Screenwriter Zak Olkewicz adapts Kôtarô Isaka’s Japanese novel of the same name with blatant post-Pulp Fiction overtones. Brad Pitt stars as a hitman named “Ladybug” who returns to action for what should be a simple smash-and-snatch goal. This promised ease leads to the film’s humor as Ladybug has to deal with many unforeseen obstacles. Rival assassins punch their tickets, exotic reptiles escape from cages, and Ladybug is convinced his bad luck will never end as he searches for the package within reach. There is no surefire victory, which Ladybug learns the hard way as the bodies mount and her aversion to guns becomes ever greater prejudice.

Bullet Train isn’t just Pitt’s comedic shooting range. The Leitch-edited Killer Thug Gallery sells their Aaron Taylor-Johnson and Brian Tyree Henry quirks as the fruity nicknamed Tangerine and Lemon – the latter being a Thomas the Tank Engine enthusiast, as we’re told. frequently reminded – of musician Bad Bunny as a married avenger known as The Wolf (a moonlit howl accompanies his entrances). Logan Lerman is unrecognizable as the troublemaker son of a Russian crime boss, with a tattooed and dangerous Michael Shannon playing White Death, says a ruthless crime boss in Japanese-style masks and tousled silver hair . Everyone has their schtick – Lemon continues to liken the characters to Thomas’s friends, Tangerine’s brass knuckles talk, White Death has only been seen slaughtering his enemies in slow-motion flashbacks – and It’s okay. Bullet Train doesn’t fish for anything more complicated than warring mercenaries battling for scores.

Andrew Koji and Hiroyuki Sanada bring their mastery of martial arts to the rail battlegrounds, but some might be disappointed to find that the big explosions are reserved for the finale. That’s not to say Leitch’s action choreography fails before; they’re just shorter, easily editable brawls with actors like Henry and Pitt. Koji single-handedly demolishes the adversaries of the Cinemax Warrior series, but struggles with Joey King’s sweet Schoolgirl Prince here for reasons I’ll leave undefined. There are elements of Bullet Train that fall victim to America’s less fluid and clunkier action, and yet it’s never as blatant as something like – I hate to keep pestering – The Gray Man or Snake Eyes: G.I. Joe Origins.
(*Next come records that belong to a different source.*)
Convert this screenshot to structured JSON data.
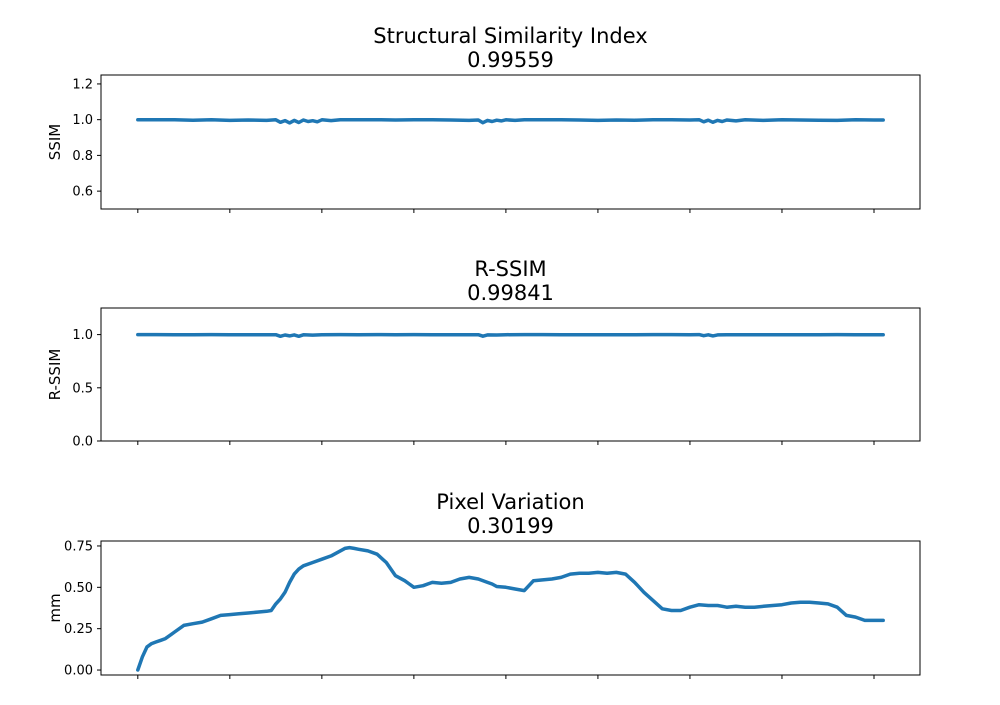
{
  "chart_data": [
    {
      "type": "line",
      "title": "Structural Similarity Index",
      "subtitle": "0.99559",
      "xlabel": "",
      "ylabel": "SSIM",
      "ylim": [
        0.5,
        1.25
      ],
      "yticks": [
        0.6,
        0.8,
        1.0,
        1.2
      ],
      "ytick_labels": [
        "0.6",
        "0.8",
        "1.0",
        "1.2"
      ],
      "xlim": [
        -4,
        85
      ],
      "xticks": [
        0,
        10,
        20,
        30,
        40,
        50,
        60,
        70,
        80
      ],
      "xtick_labels": [
        "",
        "",
        "",
        "",
        "",
        "",
        "",
        "",
        ""
      ],
      "grid": false,
      "color": "#1f77b4",
      "series": [
        {
          "x": [
            0,
            2,
            4,
            6,
            8,
            10,
            12,
            14,
            15,
            15.5,
            16,
            16.5,
            17,
            17.5,
            18,
            18.5,
            19,
            19.5,
            20,
            21,
            22,
            24,
            26,
            28,
            30,
            32,
            34,
            36,
            37,
            37.5,
            38,
            38.5,
            39,
            39.5,
            40,
            41,
            42,
            44,
            46,
            48,
            50,
            52,
            54,
            56,
            58,
            60,
            61,
            61.5,
            62,
            62.5,
            63,
            63.5,
            64,
            65,
            66,
            68,
            70,
            72,
            74,
            76,
            78,
            80,
            81
          ],
          "y": [
            1.0,
            1.0,
            0.999,
            0.997,
            0.999,
            0.996,
            0.998,
            0.996,
            0.999,
            0.985,
            0.995,
            0.982,
            0.996,
            0.984,
            0.998,
            0.99,
            0.994,
            0.988,
            0.999,
            0.995,
            1.0,
            0.999,
            1.0,
            0.998,
            1.0,
            0.999,
            0.998,
            0.996,
            0.998,
            0.983,
            0.996,
            0.99,
            0.997,
            0.993,
            0.999,
            0.996,
            1.0,
            1.0,
            0.999,
            0.998,
            0.996,
            0.998,
            0.997,
            0.999,
            1.0,
            0.998,
            1.0,
            0.988,
            0.997,
            0.985,
            0.996,
            0.99,
            0.998,
            0.993,
            0.999,
            0.996,
            0.999,
            0.998,
            0.997,
            0.996,
            0.999,
            0.998,
            0.998
          ]
        }
      ]
    },
    {
      "type": "line",
      "title": "R-SSIM",
      "subtitle": "0.99841",
      "xlabel": "",
      "ylabel": "R-SSIM",
      "ylim": [
        0.0,
        1.25
      ],
      "yticks": [
        0.0,
        0.5,
        1.0
      ],
      "ytick_labels": [
        "0.0",
        "0.5",
        "1.0"
      ],
      "xlim": [
        -4,
        85
      ],
      "xticks": [
        0,
        10,
        20,
        30,
        40,
        50,
        60,
        70,
        80
      ],
      "xtick_labels": [
        "",
        "",
        "",
        "",
        "",
        "",
        "",
        "",
        ""
      ],
      "grid": false,
      "color": "#1f77b4",
      "series": [
        {
          "x": [
            0,
            2,
            4,
            6,
            8,
            10,
            12,
            14,
            15,
            15.5,
            16,
            16.5,
            17,
            17.5,
            18,
            19,
            20,
            22,
            24,
            26,
            28,
            30,
            32,
            34,
            36,
            37,
            37.5,
            38,
            39,
            40,
            42,
            44,
            46,
            48,
            50,
            52,
            54,
            56,
            58,
            60,
            61,
            61.5,
            62,
            62.5,
            63,
            64,
            66,
            68,
            70,
            72,
            74,
            76,
            78,
            80,
            81
          ],
          "y": [
            1.0,
            1.0,
            0.999,
            0.999,
            1.0,
            0.998,
            0.999,
            0.998,
            0.999,
            0.984,
            0.996,
            0.988,
            0.997,
            0.984,
            0.998,
            0.995,
            0.999,
            1.0,
            0.999,
            1.0,
            0.999,
            1.0,
            0.999,
            0.999,
            0.998,
            0.999,
            0.985,
            0.997,
            0.996,
            0.999,
            1.0,
            1.0,
            0.999,
            0.999,
            0.998,
            0.999,
            0.998,
            1.0,
            1.0,
            0.999,
            1.0,
            0.99,
            0.998,
            0.988,
            0.997,
            0.999,
            0.999,
            0.999,
            0.999,
            0.998,
            0.999,
            1.0,
            0.999,
            0.999,
            0.999
          ]
        }
      ]
    },
    {
      "type": "line",
      "title": "Pixel Variation",
      "subtitle": "0.30199",
      "xlabel": "",
      "ylabel": "mm",
      "ylim": [
        -0.03,
        0.78
      ],
      "yticks": [
        0.0,
        0.25,
        0.5,
        0.75
      ],
      "ytick_labels": [
        "0.00",
        "0.25",
        "0.50",
        "0.75"
      ],
      "xlim": [
        -4,
        85
      ],
      "xticks": [
        0,
        10,
        20,
        30,
        40,
        50,
        60,
        70,
        80
      ],
      "xtick_labels": [
        "",
        "",
        "",
        "",
        "",
        "",
        "",
        "",
        ""
      ],
      "grid": false,
      "color": "#1f77b4",
      "series": [
        {
          "x": [
            0,
            0.5,
            1,
            1.5,
            2,
            2.5,
            3,
            4,
            5,
            6,
            7,
            8,
            9,
            10,
            11,
            12,
            13,
            14,
            14.5,
            15,
            15.5,
            16,
            16.5,
            17,
            17.5,
            18,
            19,
            20,
            21,
            22,
            22.5,
            23,
            23.5,
            24,
            25,
            26,
            27,
            28,
            29,
            29.5,
            30,
            31,
            31.5,
            32,
            33,
            34,
            35,
            36,
            37,
            38,
            38.5,
            39,
            40,
            41,
            42,
            43,
            44,
            45,
            46,
            47,
            48,
            49,
            50,
            51,
            52,
            53,
            54,
            55,
            56,
            57,
            58,
            59,
            60,
            61,
            62,
            63,
            63.5,
            64,
            65,
            66,
            67,
            68,
            69,
            70,
            71,
            72,
            73,
            74,
            75,
            76,
            77,
            78,
            79,
            80,
            81
          ],
          "y": [
            0.0,
            0.08,
            0.14,
            0.16,
            0.17,
            0.18,
            0.19,
            0.23,
            0.27,
            0.28,
            0.29,
            0.31,
            0.33,
            0.335,
            0.34,
            0.345,
            0.35,
            0.355,
            0.36,
            0.4,
            0.43,
            0.47,
            0.53,
            0.58,
            0.61,
            0.63,
            0.65,
            0.67,
            0.69,
            0.72,
            0.735,
            0.74,
            0.735,
            0.73,
            0.72,
            0.7,
            0.65,
            0.57,
            0.54,
            0.52,
            0.5,
            0.51,
            0.52,
            0.53,
            0.525,
            0.53,
            0.55,
            0.56,
            0.55,
            0.53,
            0.52,
            0.505,
            0.5,
            0.49,
            0.48,
            0.54,
            0.545,
            0.55,
            0.56,
            0.58,
            0.585,
            0.585,
            0.59,
            0.585,
            0.59,
            0.58,
            0.53,
            0.47,
            0.42,
            0.37,
            0.36,
            0.36,
            0.38,
            0.395,
            0.39,
            0.39,
            0.385,
            0.38,
            0.385,
            0.38,
            0.38,
            0.385,
            0.39,
            0.395,
            0.405,
            0.41,
            0.41,
            0.405,
            0.4,
            0.38,
            0.33,
            0.32,
            0.3,
            0.3,
            0.3
          ]
        }
      ]
    }
  ]
}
Pitt’s ability to reinforce his action sequences with laughs makes all the difference. Ladybug continues to recite her therapist’s teachings to counter Tangerine’s brash aggression or White Death’s unresolved anger issues, and Pitt’s behavior doesn’t let the gimmick drown. Henry realizes the same with the wisdom of Lemon’s Thomas the Tank Engine, as he continues to race the bullet train to Kyoto for a “Diesel”, aka the main villain complicating everyone’s tangled missions. There are plenty of cackle-aloud moments, like when the sound designers use the perfect *thump* when Ladybug hits Tangerine in the noggin with a glass water bottle, even though other gags (like a disagreement that Lemon and Tangerine have on their body count) don’t land as well. What’s promised on the tin — bullets and trains — comes unfiltered, though at times overly forgiving in the film’s thematic “what goes around comes around” resolutions.
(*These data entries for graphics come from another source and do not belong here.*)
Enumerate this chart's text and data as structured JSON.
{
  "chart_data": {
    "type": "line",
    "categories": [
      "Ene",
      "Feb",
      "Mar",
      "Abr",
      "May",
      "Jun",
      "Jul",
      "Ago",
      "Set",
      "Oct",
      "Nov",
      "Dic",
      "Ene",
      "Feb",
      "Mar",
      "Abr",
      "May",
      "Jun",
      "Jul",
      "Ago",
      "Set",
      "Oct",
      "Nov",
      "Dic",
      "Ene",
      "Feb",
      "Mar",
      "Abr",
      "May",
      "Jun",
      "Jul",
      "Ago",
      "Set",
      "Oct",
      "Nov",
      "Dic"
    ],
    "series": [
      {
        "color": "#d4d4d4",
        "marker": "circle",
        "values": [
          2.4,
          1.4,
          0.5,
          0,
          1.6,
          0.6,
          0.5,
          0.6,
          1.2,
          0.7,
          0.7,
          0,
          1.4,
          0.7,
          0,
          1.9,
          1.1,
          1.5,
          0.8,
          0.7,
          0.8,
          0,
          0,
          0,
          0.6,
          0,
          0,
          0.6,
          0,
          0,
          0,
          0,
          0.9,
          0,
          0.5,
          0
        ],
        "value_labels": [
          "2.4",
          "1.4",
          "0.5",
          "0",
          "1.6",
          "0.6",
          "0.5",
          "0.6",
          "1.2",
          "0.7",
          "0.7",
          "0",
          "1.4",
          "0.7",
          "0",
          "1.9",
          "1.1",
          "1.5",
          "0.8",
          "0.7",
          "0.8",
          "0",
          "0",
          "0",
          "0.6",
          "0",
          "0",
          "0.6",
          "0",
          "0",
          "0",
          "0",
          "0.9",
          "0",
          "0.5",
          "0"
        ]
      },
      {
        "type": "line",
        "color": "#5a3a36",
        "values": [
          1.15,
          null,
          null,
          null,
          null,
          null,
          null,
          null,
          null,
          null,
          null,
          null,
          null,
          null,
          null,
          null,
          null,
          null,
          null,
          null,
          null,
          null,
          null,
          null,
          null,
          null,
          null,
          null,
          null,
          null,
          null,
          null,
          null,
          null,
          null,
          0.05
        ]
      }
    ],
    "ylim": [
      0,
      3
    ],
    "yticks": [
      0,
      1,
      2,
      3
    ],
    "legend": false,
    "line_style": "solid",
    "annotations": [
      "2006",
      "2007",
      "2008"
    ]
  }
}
David Leitch’s train madness never derails or reaches top speeds.

You’re here for the action, and that’s what’s consistent. Pitt’s common strategy is to take licks until Ladybug emerges victorious thanks to someone else’s bad luck, but even then it portrays nasty physical punishment. Best glimpses are Tangerine and Ladybug stopping their dealership car heckling so a pleasant salesman (a badly used Karen Fukuhara) can offer them drinks or whatever happens after Ladybug and [redacted] reach their final boss fight. Henry and Pitt trade stealthy slaps and slaps during a respectful “quiet car” dusting. Zazie Beetz shines as another nimble Ladybug opponent, while a cartoon feline mascot revels as Ladybug’s punching bag. Leitch incorporates prop comedy as fighters integrate their environmental surroundings to ensure the releases remain fresh while the violence remains at a bloody premium – fatalities include severed heads, slashed faces and more bloody spurts that don’t skimp on graphic brutality. The influence of Japanese yakuza movies isn’t lost on Leitch, beyond the onscreen text fonts and neon-like glow under Tokyo’s nighttime skyline.